Читаем Что посмеешь, то и пожнёшь полностью

Слепляя с запястья цепкие пальцы, высвобождая руку из слёз, Святцев с плохо скрываемой раздражительностью назидательно бормотал:

– Я не Никита Михалыч… Александр Александрович я… Святцев…

Иван насторожился.

Почему Катя зовёт человека, которого здесь вовсе и нет? Не Никита ли этот Михалыч заслонил его перед Катей?

Иван спросил сестру:

– Кто такой Никита Михалыч?

– Старый, видалый хирург.

Иван приподнял бровь, узнав, что Никита Михалыч сам лежит в четвёртой палате. Видалый и – болен!
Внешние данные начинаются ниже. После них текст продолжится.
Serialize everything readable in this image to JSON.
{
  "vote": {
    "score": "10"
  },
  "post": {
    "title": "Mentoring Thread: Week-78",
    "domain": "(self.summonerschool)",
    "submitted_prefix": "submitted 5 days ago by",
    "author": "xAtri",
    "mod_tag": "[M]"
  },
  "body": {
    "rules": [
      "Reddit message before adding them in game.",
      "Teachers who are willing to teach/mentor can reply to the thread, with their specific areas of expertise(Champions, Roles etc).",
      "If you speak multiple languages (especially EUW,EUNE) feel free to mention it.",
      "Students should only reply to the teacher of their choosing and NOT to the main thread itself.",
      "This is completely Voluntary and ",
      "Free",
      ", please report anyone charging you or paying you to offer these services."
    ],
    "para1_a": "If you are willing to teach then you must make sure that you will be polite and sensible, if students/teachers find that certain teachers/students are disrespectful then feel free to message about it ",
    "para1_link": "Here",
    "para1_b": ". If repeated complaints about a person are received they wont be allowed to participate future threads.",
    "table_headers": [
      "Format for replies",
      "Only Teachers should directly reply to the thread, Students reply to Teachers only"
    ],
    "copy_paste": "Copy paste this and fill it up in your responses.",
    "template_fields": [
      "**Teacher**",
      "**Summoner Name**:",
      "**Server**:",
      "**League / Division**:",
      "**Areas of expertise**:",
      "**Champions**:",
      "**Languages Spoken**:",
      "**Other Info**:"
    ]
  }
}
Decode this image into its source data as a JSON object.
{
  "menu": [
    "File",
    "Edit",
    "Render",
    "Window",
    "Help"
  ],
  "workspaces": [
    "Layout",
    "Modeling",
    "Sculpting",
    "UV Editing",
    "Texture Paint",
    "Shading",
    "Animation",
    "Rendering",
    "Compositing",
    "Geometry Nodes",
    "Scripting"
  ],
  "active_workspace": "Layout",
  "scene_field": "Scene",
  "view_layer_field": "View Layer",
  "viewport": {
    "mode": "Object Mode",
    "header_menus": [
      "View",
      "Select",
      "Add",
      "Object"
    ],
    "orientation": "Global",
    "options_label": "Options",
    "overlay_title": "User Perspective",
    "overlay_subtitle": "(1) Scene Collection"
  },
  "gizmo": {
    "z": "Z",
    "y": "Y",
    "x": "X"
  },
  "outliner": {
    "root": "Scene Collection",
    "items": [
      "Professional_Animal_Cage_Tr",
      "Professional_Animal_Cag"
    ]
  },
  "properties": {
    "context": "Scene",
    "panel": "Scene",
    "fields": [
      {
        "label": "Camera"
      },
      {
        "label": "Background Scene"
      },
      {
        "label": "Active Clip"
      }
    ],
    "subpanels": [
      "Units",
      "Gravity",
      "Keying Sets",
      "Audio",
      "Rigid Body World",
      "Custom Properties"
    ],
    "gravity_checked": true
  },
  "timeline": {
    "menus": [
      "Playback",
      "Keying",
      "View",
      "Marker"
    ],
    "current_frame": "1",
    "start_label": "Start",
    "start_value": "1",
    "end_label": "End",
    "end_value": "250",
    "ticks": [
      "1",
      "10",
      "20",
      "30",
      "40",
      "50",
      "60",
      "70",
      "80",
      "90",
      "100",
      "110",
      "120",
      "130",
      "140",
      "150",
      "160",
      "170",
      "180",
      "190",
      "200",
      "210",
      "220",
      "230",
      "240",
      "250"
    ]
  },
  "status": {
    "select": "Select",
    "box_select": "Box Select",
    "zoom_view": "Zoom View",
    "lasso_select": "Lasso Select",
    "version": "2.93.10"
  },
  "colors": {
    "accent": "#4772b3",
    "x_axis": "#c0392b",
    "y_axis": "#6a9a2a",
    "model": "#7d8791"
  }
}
Лежит в больнице!

Вот тебе на…

Каждый в округе ловчил угадать к Никите Михалычу. По кусочкам ведь склеивал. Живут! А вчера самого прищемило сердчишко в этой же операционной. Чуть не слетел на пол со скальпелем.

– Гле-е-е… Никит Михал… жи-ить!.. Ники Ми… жи-ить!.. Ни…
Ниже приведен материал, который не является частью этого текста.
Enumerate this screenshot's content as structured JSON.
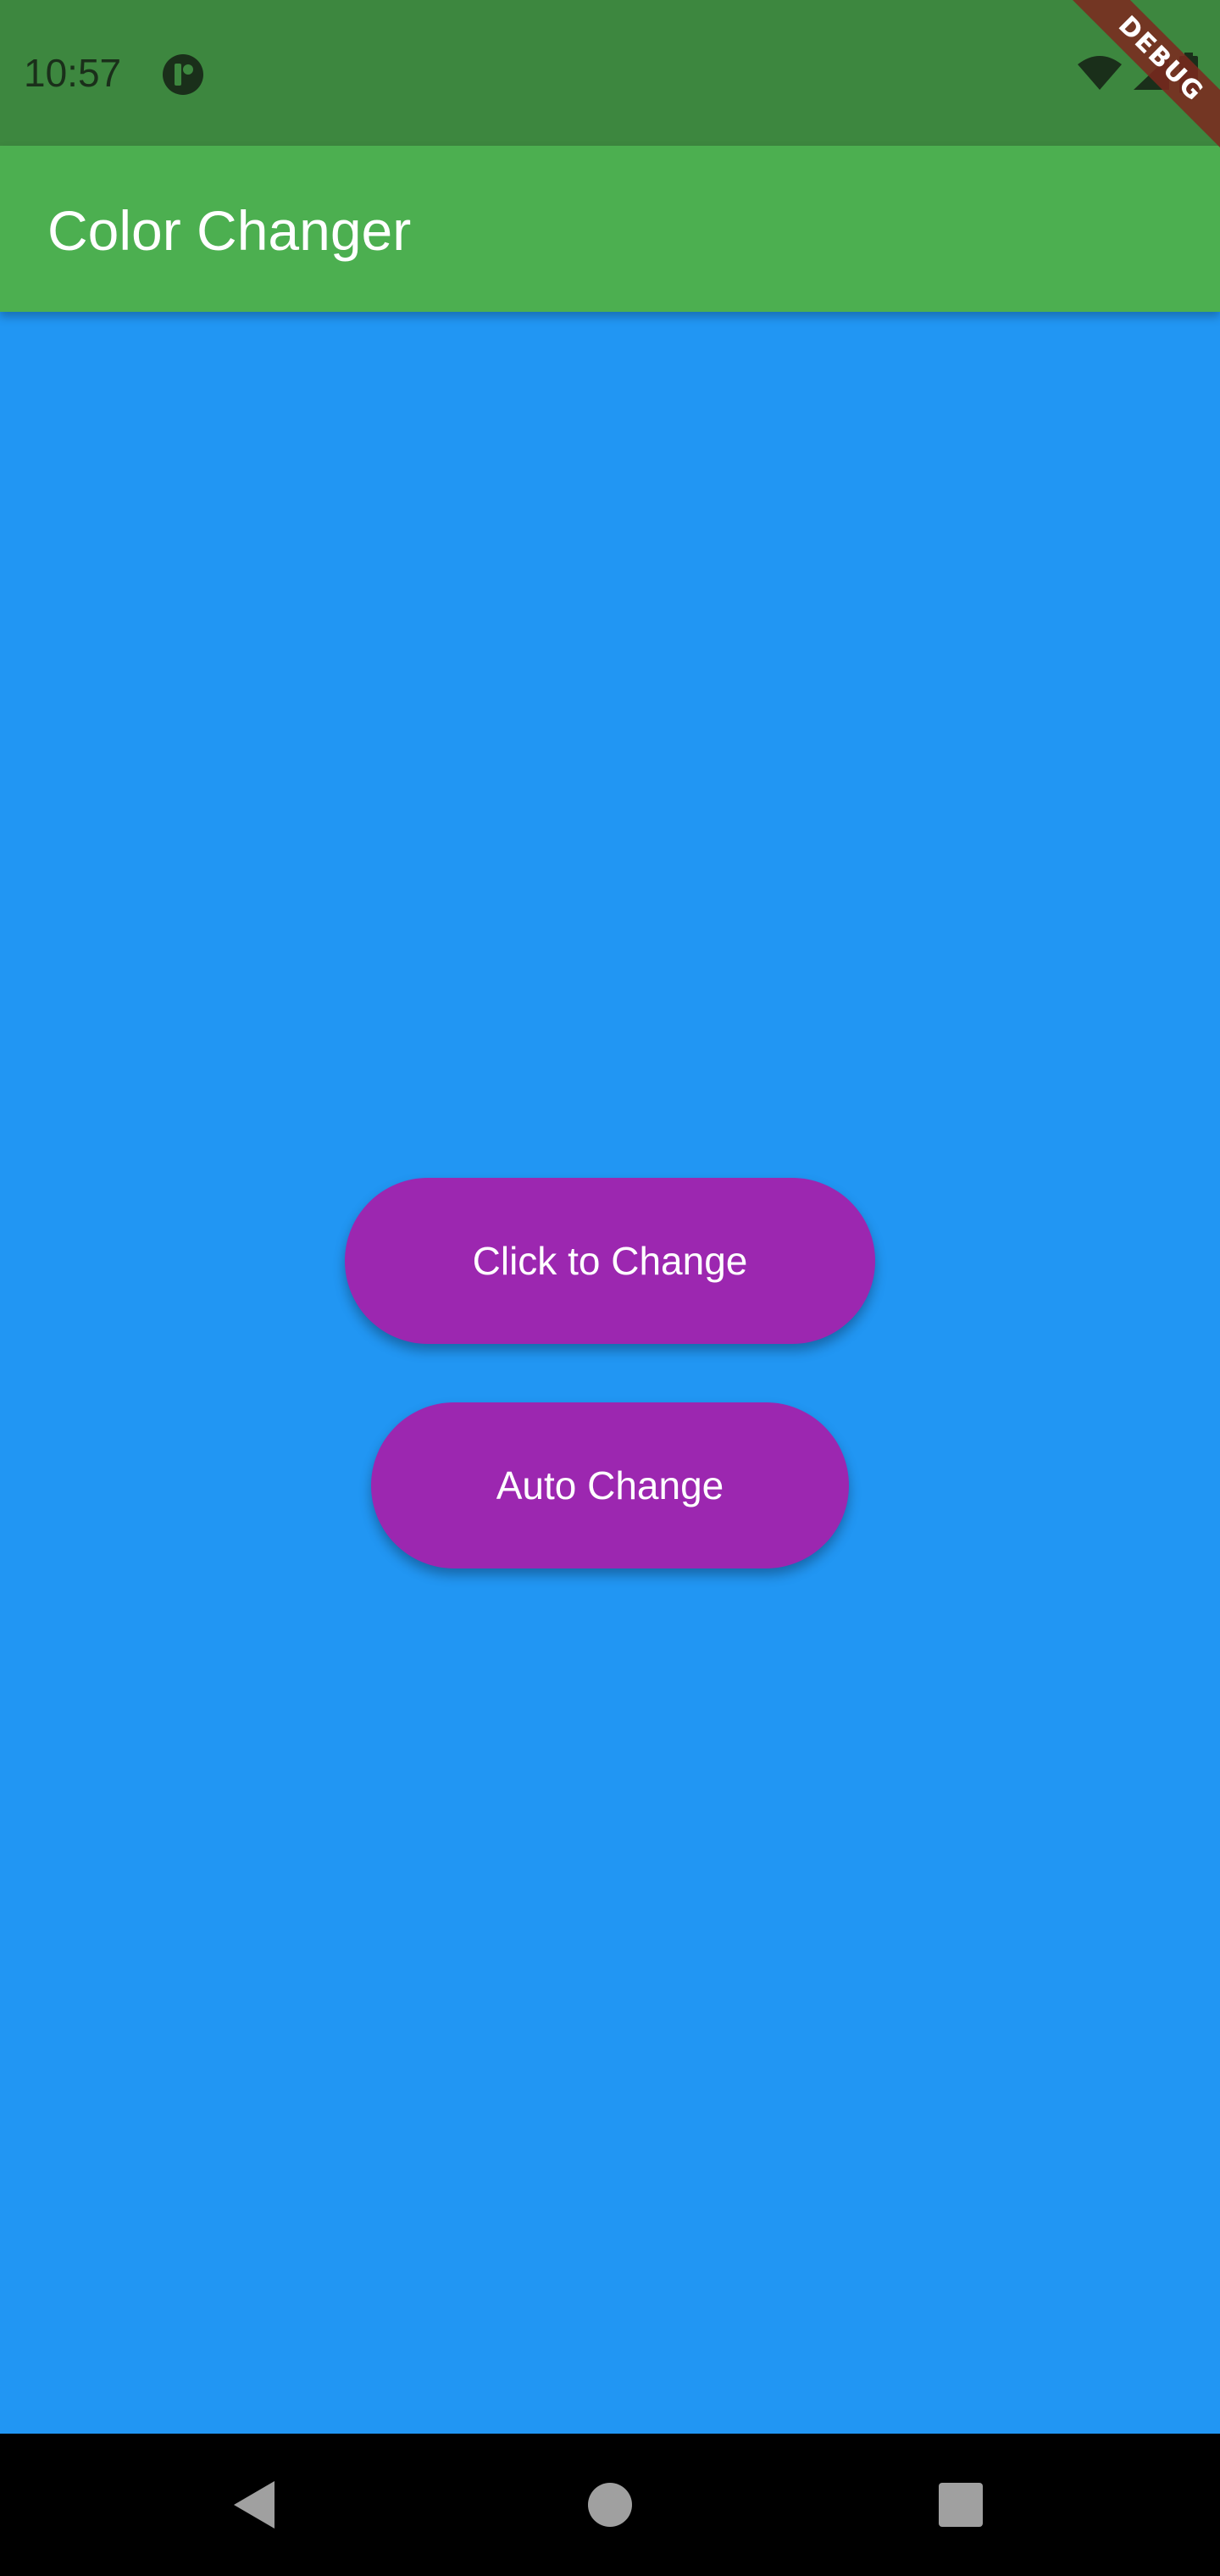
{
  "status_bar": {
    "time": "10:57",
    "icons": [
      "app-notification-icon",
      "wifi-icon",
      "signal-icon",
      "battery-icon"
    ]
  },
  "debug_banner": {
    "label": "DEBUG"
  },
  "app_bar": {
    "title": "Color Changer",
    "color": "#4CAF50"
  },
  "main": {
    "background_color": "#2196F3",
    "buttons": [
      {
        "label": "Click to Change",
        "color": "#9C27B0"
      },
      {
        "label": "Auto Change",
        "color": "#9C27B0"
      }
    ]
  },
  "nav_bar": {
    "items": [
      "back-icon",
      "home-icon",
      "recents-icon"
    ]
  }
}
Иван нетвёрдо подшагнул к Святцеву.

– Доктор! Несчастный вы помощничек смерти! А вам не кажется, раз больная зовёт Никиту Михалыча, то вам она не доверяет?

– Не хотите ли вы сказать, что она доверяет только вам? – с ядом резнул Святцев.
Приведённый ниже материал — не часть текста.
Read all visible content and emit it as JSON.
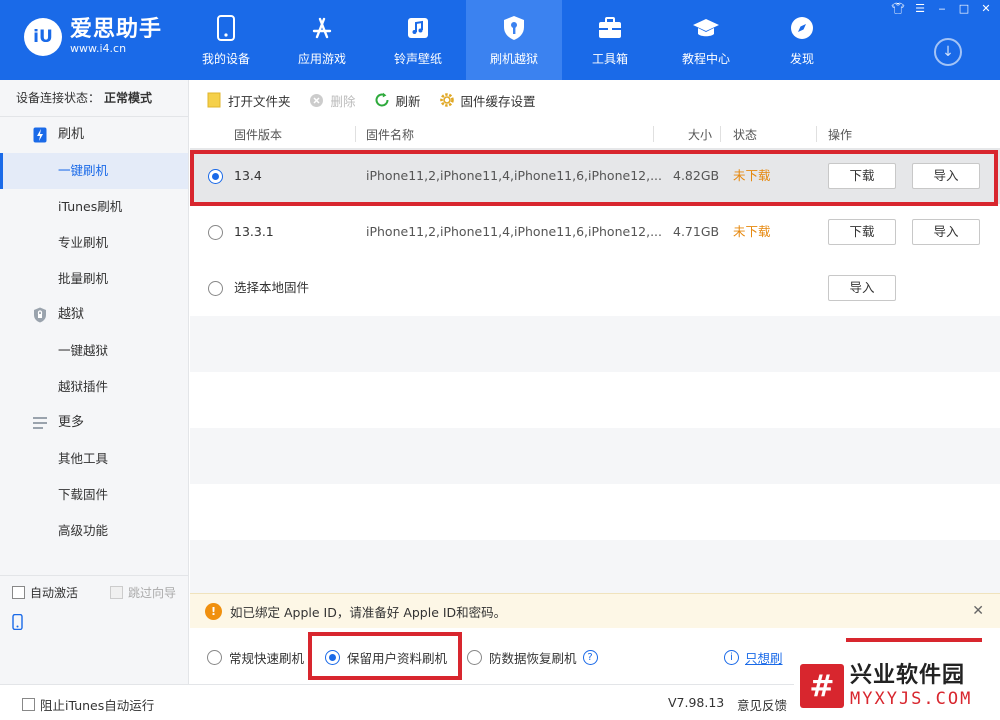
{
  "app": {
    "logo_badge": "iU",
    "logo_name": "爱思助手",
    "logo_url": "www.i4.cn"
  },
  "nav": [
    {
      "label": "我的设备",
      "icon": "phone-icon"
    },
    {
      "label": "应用游戏",
      "icon": "app-store-icon"
    },
    {
      "label": "铃声壁纸",
      "icon": "music-icon"
    },
    {
      "label": "刷机越狱",
      "icon": "shield-key-icon",
      "active": true
    },
    {
      "label": "工具箱",
      "icon": "toolbox-icon"
    },
    {
      "label": "教程中心",
      "icon": "graduation-cap-icon"
    },
    {
      "label": "发现",
      "icon": "compass-icon"
    }
  ],
  "window_controls": [
    "shirt-icon",
    "menu-icon",
    "minimize-icon",
    "maximize-icon",
    "close-icon"
  ],
  "sidebar": {
    "conn_label": "设备连接状态：",
    "conn_value": "正常模式",
    "groups": [
      {
        "label": "刷机",
        "icon": "flash-icon",
        "items": [
          "一键刷机",
          "iTunes刷机",
          "专业刷机",
          "批量刷机"
        ]
      },
      {
        "label": "越狱",
        "icon": "shield-lock-icon",
        "items": [
          "一键越狱",
          "越狱插件"
        ]
      },
      {
        "label": "更多",
        "icon": "list-icon",
        "items": [
          "其他工具",
          "下载固件",
          "高级功能"
        ]
      }
    ],
    "active_item": "一键刷机",
    "auto_activate": "自动激活",
    "skip_guide": "跳过向导"
  },
  "toolbar": {
    "open_folder": "打开文件夹",
    "delete": "删除",
    "refresh": "刷新",
    "cache_settings": "固件缓存设置"
  },
  "table": {
    "headers": {
      "version": "固件版本",
      "name": "固件名称",
      "size": "大小",
      "status": "状态",
      "action": "操作"
    },
    "rows": [
      {
        "version": "13.4",
        "name": "iPhone11,2,iPhone11,4,iPhone11,6,iPhone12,...",
        "size": "4.82GB",
        "status": "未下载",
        "download": "下载",
        "import": "导入",
        "selected": true
      },
      {
        "version": "13.3.1",
        "name": "iPhone11,2,iPhone11,4,iPhone11,6,iPhone12,...",
        "size": "4.71GB",
        "status": "未下载",
        "download": "下载",
        "import": "导入",
        "selected": false
      }
    ],
    "local": {
      "label": "选择本地固件",
      "import": "导入"
    }
  },
  "notice": {
    "text": "如已绑定 Apple ID，请准备好 Apple ID和密码。",
    "close": "✕"
  },
  "modes": {
    "quick": "常规快速刷机",
    "keep_data": "保留用户资料刷机",
    "anti_recovery": "防数据恢复刷机",
    "help": "?",
    "info_icon": "i",
    "info_link": "只想刷"
  },
  "statusbar": {
    "block_itunes": "阻止iTunes自动运行",
    "version": "V7.98.13",
    "feedback": "意见反馈"
  },
  "watermark": {
    "logo": "#",
    "cn": "兴业软件园",
    "en": "MYXYJS.COM"
  },
  "colors": {
    "header": "#1a6ae8",
    "accent": "#1a6ae8",
    "status": "#e6880e",
    "highlight_box": "#d8262e"
  }
}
– Я в положении вне игры. Но если она зовёт Никиту Михалыча, так и со сна подавайте его сюда. Не забывайте, товарищ мясник в глаженом халатике, условие прежнее.

Из глубины коридора донеслось слабое постукивание.

Мария Онуфриевна выглянула за дверь.

– Никита Михалыч! Про вас речь, а вы навстречь!

– Только навстречу, Машенька, только навстречу! – страдающе просиял Никита Михалыч, робко радуясь тому, что вот встал и с палочкой, по стеночке, волоча ноги, а сумел-таки самостоятельно докулюкать. – Нипочём не усну… Слышу: машина, голоса… Беду привезли… Думаю, надо пойти посмотреть. Может, чем буду в пользу.

Однако старый хирург уже ничем не мог помочь.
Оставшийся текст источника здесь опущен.